Ir ao cinema assistir um filme novo de Woody Allen já é um acontecimento. Goste ou não do trabalho do diretor, não dá para sair impassível da sala. Mesmo sabendo que a fórmula vai se repetir uma, duas, três ou mil vezes, os filmes de Allen são uma delícia de ser ouvir. E se ver, porque a fotografia é sempre um capítulo à parte.
“Roda Gigante”, seu último trabalho que estreou nos cinemas este mês, está mais para drama do que para comédia. Não sei se o casal sentado ao meu lado no cinema (que não parava de tagarelar e me deixou irritadíssima) atrapalhou minha percepção do drama, mas neste último trabalho dei poucas risadas. Acho que o diretor preferiu enfatizar a tragédia.
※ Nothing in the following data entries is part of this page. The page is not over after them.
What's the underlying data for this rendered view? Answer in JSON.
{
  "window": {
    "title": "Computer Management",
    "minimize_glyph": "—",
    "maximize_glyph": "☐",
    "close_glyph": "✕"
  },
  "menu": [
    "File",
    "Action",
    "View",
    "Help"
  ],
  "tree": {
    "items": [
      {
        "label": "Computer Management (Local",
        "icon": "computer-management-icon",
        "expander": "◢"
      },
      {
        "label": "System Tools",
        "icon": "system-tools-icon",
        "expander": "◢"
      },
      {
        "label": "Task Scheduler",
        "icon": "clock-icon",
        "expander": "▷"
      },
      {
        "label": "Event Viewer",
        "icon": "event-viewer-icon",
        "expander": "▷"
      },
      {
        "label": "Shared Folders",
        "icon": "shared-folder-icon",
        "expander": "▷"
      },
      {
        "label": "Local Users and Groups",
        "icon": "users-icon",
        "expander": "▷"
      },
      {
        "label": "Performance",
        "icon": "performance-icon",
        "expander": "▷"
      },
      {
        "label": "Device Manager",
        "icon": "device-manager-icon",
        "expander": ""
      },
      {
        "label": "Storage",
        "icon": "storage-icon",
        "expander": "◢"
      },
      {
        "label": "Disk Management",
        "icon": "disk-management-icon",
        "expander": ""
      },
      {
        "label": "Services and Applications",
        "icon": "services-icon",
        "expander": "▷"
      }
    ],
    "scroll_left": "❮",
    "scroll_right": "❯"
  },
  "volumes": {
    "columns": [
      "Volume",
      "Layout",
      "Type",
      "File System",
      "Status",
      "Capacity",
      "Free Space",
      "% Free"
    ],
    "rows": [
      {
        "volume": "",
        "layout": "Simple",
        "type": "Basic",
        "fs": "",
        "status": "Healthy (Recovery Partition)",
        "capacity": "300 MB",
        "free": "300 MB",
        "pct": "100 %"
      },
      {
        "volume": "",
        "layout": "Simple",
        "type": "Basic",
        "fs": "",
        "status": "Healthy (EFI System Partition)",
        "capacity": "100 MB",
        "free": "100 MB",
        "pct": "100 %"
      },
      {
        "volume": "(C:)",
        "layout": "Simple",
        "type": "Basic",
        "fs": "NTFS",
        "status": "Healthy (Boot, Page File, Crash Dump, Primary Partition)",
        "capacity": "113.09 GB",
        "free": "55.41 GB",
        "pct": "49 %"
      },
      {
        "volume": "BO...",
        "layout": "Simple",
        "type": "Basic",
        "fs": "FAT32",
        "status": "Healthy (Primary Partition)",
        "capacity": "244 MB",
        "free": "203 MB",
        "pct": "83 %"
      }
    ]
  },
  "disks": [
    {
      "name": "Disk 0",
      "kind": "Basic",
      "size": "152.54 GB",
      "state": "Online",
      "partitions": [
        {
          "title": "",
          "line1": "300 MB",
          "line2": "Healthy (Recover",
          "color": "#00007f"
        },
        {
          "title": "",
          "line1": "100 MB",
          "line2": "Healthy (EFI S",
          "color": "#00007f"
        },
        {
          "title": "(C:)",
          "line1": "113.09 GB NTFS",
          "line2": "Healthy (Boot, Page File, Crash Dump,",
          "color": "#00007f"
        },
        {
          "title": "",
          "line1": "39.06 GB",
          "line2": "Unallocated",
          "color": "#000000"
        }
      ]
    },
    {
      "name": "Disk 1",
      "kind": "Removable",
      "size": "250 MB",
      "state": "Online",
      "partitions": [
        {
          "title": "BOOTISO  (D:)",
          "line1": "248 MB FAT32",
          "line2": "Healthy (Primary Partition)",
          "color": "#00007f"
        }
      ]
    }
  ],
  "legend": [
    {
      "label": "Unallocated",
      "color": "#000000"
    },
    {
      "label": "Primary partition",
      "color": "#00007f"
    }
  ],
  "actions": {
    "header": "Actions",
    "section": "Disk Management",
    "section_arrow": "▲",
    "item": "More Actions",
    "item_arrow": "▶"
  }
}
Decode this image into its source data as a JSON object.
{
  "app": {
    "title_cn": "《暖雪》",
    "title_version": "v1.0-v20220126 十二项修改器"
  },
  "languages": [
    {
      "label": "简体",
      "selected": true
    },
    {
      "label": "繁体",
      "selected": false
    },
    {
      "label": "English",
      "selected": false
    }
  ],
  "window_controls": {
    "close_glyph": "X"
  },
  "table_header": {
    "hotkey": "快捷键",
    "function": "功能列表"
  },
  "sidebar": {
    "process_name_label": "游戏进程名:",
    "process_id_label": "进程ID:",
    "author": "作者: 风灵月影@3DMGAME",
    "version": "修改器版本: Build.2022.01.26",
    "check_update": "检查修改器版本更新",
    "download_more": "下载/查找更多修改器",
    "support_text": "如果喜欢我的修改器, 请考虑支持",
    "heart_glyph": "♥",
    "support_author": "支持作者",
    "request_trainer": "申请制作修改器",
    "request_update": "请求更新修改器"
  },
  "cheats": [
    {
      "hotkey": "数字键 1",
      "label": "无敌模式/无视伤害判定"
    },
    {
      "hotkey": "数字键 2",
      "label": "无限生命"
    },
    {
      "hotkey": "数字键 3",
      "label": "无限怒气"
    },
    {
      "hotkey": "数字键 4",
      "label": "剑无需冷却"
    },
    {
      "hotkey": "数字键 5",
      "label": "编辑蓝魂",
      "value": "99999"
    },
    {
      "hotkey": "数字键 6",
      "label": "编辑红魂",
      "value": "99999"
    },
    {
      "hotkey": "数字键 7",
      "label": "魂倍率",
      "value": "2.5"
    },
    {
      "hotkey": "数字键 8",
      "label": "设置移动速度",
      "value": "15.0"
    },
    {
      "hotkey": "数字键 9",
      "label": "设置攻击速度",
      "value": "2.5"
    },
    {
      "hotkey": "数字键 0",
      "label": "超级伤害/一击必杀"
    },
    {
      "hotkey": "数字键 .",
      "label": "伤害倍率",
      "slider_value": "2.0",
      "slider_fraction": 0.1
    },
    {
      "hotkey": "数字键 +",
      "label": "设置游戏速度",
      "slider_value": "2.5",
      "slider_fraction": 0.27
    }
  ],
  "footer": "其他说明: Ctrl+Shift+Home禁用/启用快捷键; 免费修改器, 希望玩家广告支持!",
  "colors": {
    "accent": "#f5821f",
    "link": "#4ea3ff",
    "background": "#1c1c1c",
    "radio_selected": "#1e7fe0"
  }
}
Acostumado e famoso por dirigir grandes atrizes, Woody Allen e Kate Winslet fizeram a melhor parceria no filme. Ela é Ginny, uma atriz frustrada que trabalha como garçonete em Coney Island, casada com Humpty (James Belushi) e envolvida em uma relação amorosa e até pré profissional com Mickey (Justin Timberlake) um salva vidas que sonha ser dramaturgo e se esmera ao citar Eugène O”Neil e Ernest Jones o filme todo. Acontece que a filha do primeiro casamento de Humpty, Caroline (Juno Temple), chega pra morar com eles fugindo de um gangster (mais Woody Allen impossível) e se envolve com Mickey. O triângulo está formado. O drama da mulher mais velha versus a mais nova começa a tomar forma enquanto o sonho de Mickey versus Humpty também acontece.
Como em “Match Poitn” e “Crimes e Pecados” Allen discute as consequências e a responsabilidade pelas nossas escolhas. E faz a metáfora com a roda gigante e o sobe e desce de emoções que é a vida.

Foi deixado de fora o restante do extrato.